This post was written on Monday Dec 4th, 2017.
As I write this, at 18:30 Paris time, reports of what actually happened in Brussels today are still somewhat unclear. But it does appear that all parties thought a deal was done until the UK said no at the last minute. Speaking to Irish radio, the Taoiseach (Irish Prime Minister), Leo Varadkar said:
“The U.K. had agreed a text on the border that met our concerns … I was then contacted by [Juncker and Tusk] and confirmed Ireland agreement to that text… I am surprised and disappointed that the U.K. Govt is not in a position to agree to what was approved today”
Reports suggest that the Democratic Unionist Party (DUP) said it could not support the agreed text as it appeared to split Northern Ireland economically from the rest of the UK as Northern Ireland would, to all extents and purposes, still be in the EU’s single market and customs union while the rest of the UK would not.
As UK Prime Minister, Theresa May, needs the DUP’s 10 votes in the House of Commons to keep her government in office, the “Ulster says No” stance of the DUP left her unable to tell the EU that the “UK says Yes” to the Article 50 deal that was on the table.
But even if the DUP had not blocked the deal, May’s ability to get what was agreed on citizens’ rights and the financial settlement through the Conservative Party would have been problematic, as we argued in our last post: https://beergbrexit.blog/2017/12/03/long-and-winding-brexit-road/.
That is still our view.
One thing is now clear. If the DUP blocked today’s deal then there are no circumstances in which the Irish government will in any way soften the position it has taken in the talks to date.
The UK prime minister may allow herself to be held hostage by the DUP. For an Irish government to do so would be political suicide. Further, before today the Irish government had the solid support of the other 26 EU member states. The UK’s behaviour today will have will convince them that they were right to be so supportive of the Irish.
Other EU member states will be asking themselves this evening just how reliable is the UK government as a negotiating partner? What, if anything, can the government deliver? How does the process now move forward with any credibility?
Because a key currency in negotiations is credibility.
When I tell you it is a done deal, it is a done deal. My word is my bond. When I break my word my credibility is shot. Why would the other side make me an offer if they can’t be sure I can deliver?
So, what happens now?
The UK government has put itself in a position where it cannot meet the expectations of all those involved in the Brexit process. Cut a deal with the EU on the terms offered by the EU and a significant part of the Conservative/Brexiter/DUP coalition will be outraged. Keep the coalition together and there will be no deal with the EU and the UK will exit the EU without any agreement as to future trading arrangements. Business will be outraged.

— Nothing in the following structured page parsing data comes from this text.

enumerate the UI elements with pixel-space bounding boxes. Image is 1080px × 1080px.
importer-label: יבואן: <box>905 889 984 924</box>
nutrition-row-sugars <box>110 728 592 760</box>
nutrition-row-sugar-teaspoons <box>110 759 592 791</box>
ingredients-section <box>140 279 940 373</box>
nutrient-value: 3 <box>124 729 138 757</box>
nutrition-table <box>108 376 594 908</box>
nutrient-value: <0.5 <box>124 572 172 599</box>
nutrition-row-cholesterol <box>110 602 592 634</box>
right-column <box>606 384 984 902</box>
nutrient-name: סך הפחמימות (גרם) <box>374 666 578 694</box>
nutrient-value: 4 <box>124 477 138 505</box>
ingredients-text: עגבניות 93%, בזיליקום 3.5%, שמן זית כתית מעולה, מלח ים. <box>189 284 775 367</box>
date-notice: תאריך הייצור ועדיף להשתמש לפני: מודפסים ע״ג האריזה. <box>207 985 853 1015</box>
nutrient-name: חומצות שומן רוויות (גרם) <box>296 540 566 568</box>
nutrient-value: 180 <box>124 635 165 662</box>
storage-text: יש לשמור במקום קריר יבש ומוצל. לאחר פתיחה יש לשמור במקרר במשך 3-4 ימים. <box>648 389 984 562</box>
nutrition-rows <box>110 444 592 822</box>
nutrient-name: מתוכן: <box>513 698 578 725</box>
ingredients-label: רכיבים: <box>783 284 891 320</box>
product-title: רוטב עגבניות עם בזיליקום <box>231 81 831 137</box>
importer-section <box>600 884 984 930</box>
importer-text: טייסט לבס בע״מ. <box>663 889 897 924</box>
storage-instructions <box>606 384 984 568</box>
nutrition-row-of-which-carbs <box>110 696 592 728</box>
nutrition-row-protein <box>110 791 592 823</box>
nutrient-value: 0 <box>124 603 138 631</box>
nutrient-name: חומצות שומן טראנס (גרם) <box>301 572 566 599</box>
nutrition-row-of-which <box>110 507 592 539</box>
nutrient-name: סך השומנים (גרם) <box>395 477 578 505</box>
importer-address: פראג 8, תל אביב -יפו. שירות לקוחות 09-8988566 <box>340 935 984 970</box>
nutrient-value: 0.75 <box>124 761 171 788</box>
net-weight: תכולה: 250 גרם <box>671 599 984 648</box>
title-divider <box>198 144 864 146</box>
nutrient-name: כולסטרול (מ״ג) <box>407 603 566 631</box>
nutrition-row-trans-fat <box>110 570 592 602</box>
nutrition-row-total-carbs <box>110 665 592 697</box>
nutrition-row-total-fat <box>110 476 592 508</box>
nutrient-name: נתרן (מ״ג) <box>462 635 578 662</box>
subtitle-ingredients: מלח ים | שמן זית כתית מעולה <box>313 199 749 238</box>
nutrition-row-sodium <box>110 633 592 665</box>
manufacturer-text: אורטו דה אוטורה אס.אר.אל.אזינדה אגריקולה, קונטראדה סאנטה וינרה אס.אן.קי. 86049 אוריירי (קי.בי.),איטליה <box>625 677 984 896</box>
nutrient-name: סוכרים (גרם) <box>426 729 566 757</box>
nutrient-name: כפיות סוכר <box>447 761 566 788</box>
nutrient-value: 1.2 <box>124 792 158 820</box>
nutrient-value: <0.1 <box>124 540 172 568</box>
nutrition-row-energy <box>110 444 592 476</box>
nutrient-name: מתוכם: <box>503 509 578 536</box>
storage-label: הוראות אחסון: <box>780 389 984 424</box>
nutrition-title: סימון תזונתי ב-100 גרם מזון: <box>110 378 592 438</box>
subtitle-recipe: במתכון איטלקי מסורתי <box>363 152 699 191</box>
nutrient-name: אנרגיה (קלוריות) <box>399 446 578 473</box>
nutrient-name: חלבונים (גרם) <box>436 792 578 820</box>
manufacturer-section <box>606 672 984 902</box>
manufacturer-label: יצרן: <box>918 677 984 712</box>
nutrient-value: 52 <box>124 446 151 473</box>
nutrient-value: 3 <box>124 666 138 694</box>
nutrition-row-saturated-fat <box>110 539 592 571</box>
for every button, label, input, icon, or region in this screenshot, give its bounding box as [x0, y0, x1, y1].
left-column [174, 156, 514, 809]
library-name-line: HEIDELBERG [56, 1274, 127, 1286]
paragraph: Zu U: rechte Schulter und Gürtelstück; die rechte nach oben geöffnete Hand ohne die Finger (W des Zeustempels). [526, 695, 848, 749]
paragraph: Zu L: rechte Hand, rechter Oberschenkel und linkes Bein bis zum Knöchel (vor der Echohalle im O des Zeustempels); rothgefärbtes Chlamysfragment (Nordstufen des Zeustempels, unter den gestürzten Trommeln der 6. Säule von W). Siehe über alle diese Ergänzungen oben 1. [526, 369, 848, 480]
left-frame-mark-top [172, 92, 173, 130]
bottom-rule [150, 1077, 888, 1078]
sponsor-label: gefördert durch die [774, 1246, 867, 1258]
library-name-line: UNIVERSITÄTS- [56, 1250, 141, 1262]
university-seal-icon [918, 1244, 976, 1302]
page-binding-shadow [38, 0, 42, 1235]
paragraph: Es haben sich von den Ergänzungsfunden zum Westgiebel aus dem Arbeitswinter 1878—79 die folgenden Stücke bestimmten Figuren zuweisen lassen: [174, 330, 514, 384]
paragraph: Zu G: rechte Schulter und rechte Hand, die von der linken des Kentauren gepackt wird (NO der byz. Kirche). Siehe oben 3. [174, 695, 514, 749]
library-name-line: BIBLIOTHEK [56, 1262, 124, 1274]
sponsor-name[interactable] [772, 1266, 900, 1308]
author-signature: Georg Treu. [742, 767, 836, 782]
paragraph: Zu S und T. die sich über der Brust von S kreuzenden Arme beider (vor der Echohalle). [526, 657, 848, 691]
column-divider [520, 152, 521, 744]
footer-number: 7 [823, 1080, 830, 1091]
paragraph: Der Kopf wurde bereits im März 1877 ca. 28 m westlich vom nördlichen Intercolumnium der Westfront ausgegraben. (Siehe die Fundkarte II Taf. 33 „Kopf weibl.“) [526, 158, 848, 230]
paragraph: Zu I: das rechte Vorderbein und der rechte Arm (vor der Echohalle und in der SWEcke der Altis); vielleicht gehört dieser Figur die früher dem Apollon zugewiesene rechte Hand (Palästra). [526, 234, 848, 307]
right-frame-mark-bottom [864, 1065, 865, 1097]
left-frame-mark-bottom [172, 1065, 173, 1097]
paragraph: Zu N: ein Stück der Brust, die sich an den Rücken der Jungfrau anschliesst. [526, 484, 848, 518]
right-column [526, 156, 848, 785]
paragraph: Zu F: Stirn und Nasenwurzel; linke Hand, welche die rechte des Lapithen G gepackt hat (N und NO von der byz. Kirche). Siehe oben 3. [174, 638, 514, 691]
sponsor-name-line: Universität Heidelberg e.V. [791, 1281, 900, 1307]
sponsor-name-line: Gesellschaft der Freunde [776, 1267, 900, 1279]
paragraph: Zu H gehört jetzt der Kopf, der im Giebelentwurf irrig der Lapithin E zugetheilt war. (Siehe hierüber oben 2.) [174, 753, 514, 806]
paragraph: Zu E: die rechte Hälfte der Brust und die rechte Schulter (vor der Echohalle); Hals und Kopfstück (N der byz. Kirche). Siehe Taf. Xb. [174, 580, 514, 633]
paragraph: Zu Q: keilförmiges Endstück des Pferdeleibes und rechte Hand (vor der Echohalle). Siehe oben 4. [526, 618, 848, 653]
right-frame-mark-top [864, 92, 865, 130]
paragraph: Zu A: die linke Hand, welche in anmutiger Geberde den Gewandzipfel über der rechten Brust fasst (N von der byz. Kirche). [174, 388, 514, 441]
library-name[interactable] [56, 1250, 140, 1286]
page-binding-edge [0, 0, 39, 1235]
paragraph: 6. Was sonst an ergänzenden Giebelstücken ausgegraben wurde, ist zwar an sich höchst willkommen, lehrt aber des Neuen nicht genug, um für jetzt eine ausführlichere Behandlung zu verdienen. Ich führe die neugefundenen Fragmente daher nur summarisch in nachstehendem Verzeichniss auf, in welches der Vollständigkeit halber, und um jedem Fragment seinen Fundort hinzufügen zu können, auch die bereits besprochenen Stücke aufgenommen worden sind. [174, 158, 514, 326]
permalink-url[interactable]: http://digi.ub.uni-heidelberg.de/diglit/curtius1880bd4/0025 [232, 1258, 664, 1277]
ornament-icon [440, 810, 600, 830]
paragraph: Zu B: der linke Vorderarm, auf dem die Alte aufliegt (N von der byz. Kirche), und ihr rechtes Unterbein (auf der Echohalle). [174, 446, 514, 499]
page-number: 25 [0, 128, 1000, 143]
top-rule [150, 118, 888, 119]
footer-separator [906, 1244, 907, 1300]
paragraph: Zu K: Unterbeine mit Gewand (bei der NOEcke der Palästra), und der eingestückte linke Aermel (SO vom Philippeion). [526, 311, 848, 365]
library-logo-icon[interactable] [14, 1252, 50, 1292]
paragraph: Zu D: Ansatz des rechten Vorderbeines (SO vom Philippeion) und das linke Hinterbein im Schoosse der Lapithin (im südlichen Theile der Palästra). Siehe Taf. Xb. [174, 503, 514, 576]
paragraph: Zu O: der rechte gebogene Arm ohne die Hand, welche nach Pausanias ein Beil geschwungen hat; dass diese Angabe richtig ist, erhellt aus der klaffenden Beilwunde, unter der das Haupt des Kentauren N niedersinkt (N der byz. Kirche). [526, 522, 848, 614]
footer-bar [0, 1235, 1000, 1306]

Choices have to be made within hours, days at the most. No more hiding behind language that could mean all things to all men… and women.
Brexit is a process built on negativity. Brexit is against things: …Against the European Court …Against the European Commission …Against European laws …Against immigration.
There is no coherent answer to what Brexit is for. A Global Britain, free trading with the world? A “drawbridge economy”, keeping jobs in and people out? Close to the EU without being part of it, or pushing the EU as far away as possible?
Since the UK voted to leave the EU the EU has known clearly and precisely what is wants. To preserve its internal legal order and the integrity of the single market. It has gone into the process with defined objectives.
On the other side, the UK has been trying to satisfy dissipate parts of a coalition which want incompatible things. But there are only so many impossible things you can believe before breakfast.
Since we started writing this briefing we have consistently said that business should hope for the best, plan for the worse. Increasingly, we think that business should just plan for the worse.